I've described a starting point for determining when a human becomes a person. I've discussed upright posture and cooperative play elsewhere, and see no need to repeat that here. Regarding tools, I think a better test involves creating tools, than merely using them. A bird might grab a twig and use it to poke at a bug in a hole, to encourage it to crawl out, but a person might whittle the twig into a needle suitable for skewering it. For example.Cremaster77 said:How about upright posture? Cooperative play? Ability to use tools? Hate to tell you but all of these are exhibited by some animals and some people fail to exhibit these qualities. This is your argument for when a human becomes a person?
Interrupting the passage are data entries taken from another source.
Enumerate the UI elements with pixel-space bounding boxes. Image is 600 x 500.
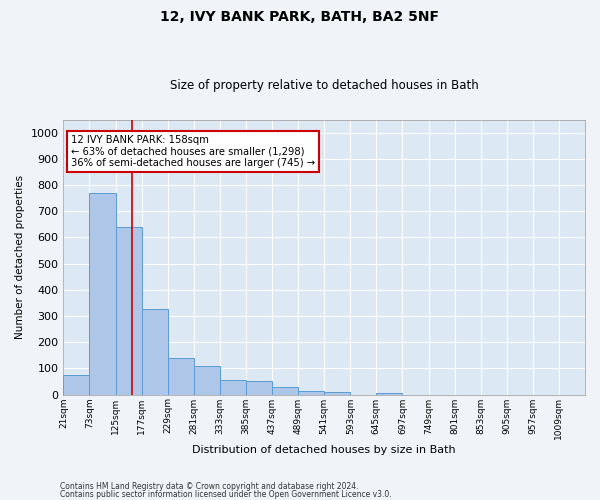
Bar <box>194 366 220 394</box>
Bar <box>272 386 298 394</box>
Y-axis label: Number of detached properties: Number of detached properties <box>15 175 25 339</box>
Bar <box>89 193 116 394</box>
X-axis label: Distribution of detached houses by size in Bath: Distribution of detached houses by size … <box>193 445 456 455</box>
Bar <box>246 382 272 394</box>
Bar <box>64 375 89 394</box>
Bar <box>116 227 142 394</box>
Bar <box>376 393 403 394</box>
Title: Size of property relative to detached houses in Bath: Size of property relative to detached ho… <box>170 79 479 92</box>
Bar <box>298 390 324 394</box>
Bar <box>142 310 168 394</box>
Text: 12 IVY BANK PARK: 158sqm
← 63% of detached houses are smaller (1,298)
36% of sem: 12 IVY BANK PARK: 158sqm ← 63% of detach… <box>71 134 316 168</box>
Text: 12, IVY BANK PARK, BATH, BA2 5NF: 12, IVY BANK PARK, BATH, BA2 5NF <box>161 10 439 24</box>
Bar <box>324 392 350 394</box>
Bar <box>168 358 194 395</box>
Text: Contains public sector information licensed under the Open Government Licence v3: Contains public sector information licen… <box>60 490 392 499</box>
Bar <box>220 380 246 394</box>
Text: Contains HM Land Registry data © Crown copyright and database right 2024.: Contains HM Land Registry data © Crown c… <box>60 482 359 491</box>
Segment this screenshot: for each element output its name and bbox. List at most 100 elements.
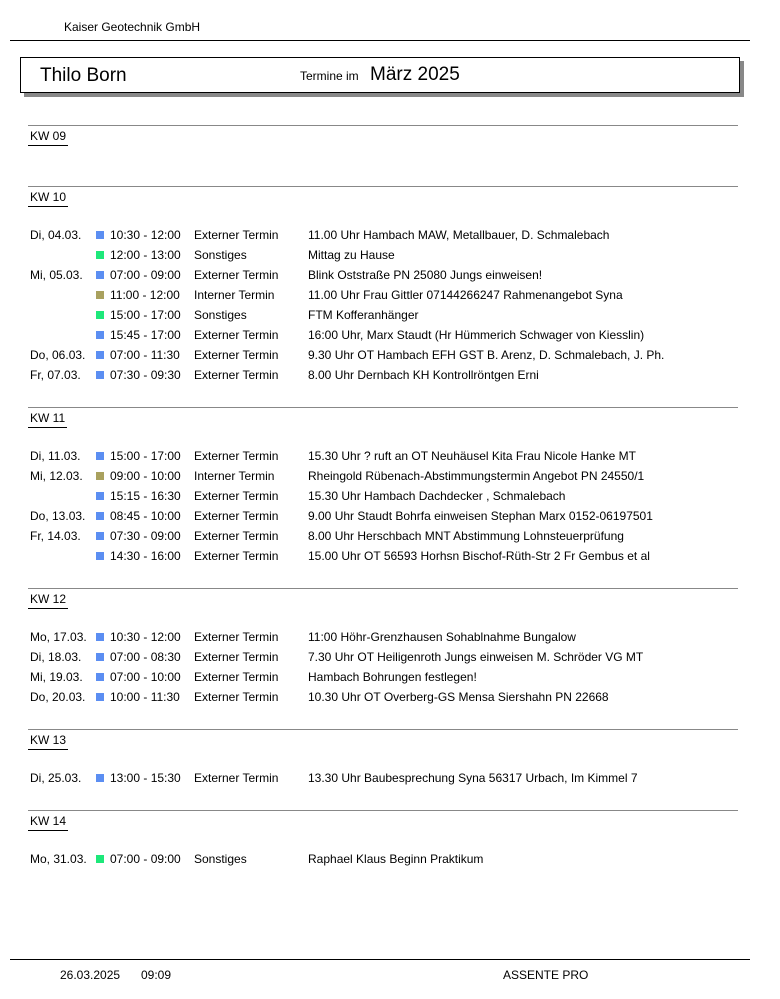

But such a rule cannot be used to distinguish generic persons from generic animals. You would have to specify an open-ended list, indicating that this-or-that organism qualifies as a person at conception-equivalent. Just think about all the huge variety of organisms portrayed as being people, in the "Star Wars" saga. Each of them would have its own entry on your list, and you would always be in doubt that the list was complete. And the notion doesn't work at all for Artificial Intelligences, since their existence will not have anything like the "conception" process of biology. Indeed, a machine that is fully totally capable of Artificial Intelligence will be nothing more than a mere machine, until it starts to run the particular self-programming software that exhibits A.I. characteristics. (Yes, persons are self-programming; that's where habits come from.)Cremaster77 said:As I have said this argument is pointless as the traits you have put forward are no less arbitrary than saying "a human becomes a person at conception. Why? Because I say so."
So, better to specify a set of measuable standards, by which to identify a person. It can be workable anywhere. It may grant some organisms like Koko person status. Why not? It may fail to grant some humans person status, like the severely retarded. So what? All that person status does for those humans, currently, is grant them a legal "right to life" that they haven't the brainpower to understand or appreciate or do anything with. They will not notice if the "right" is revoked. They already are so handicapped that they are unable to care for themselves, and are roughly the equivalent of "property", as I've indicated previously for newborns. More accurately, they are the equivalent of pets. Are pets frequently arbitrarily killed just because they don't have a right to life? Then why should this be expected for humans that have no more brainpower than pets, and are loved by their families as much as pets, eh?
That's true, but has absolutely nothing to do with person-ness.Cremaster77 said:The true measure of humanness comes from biology.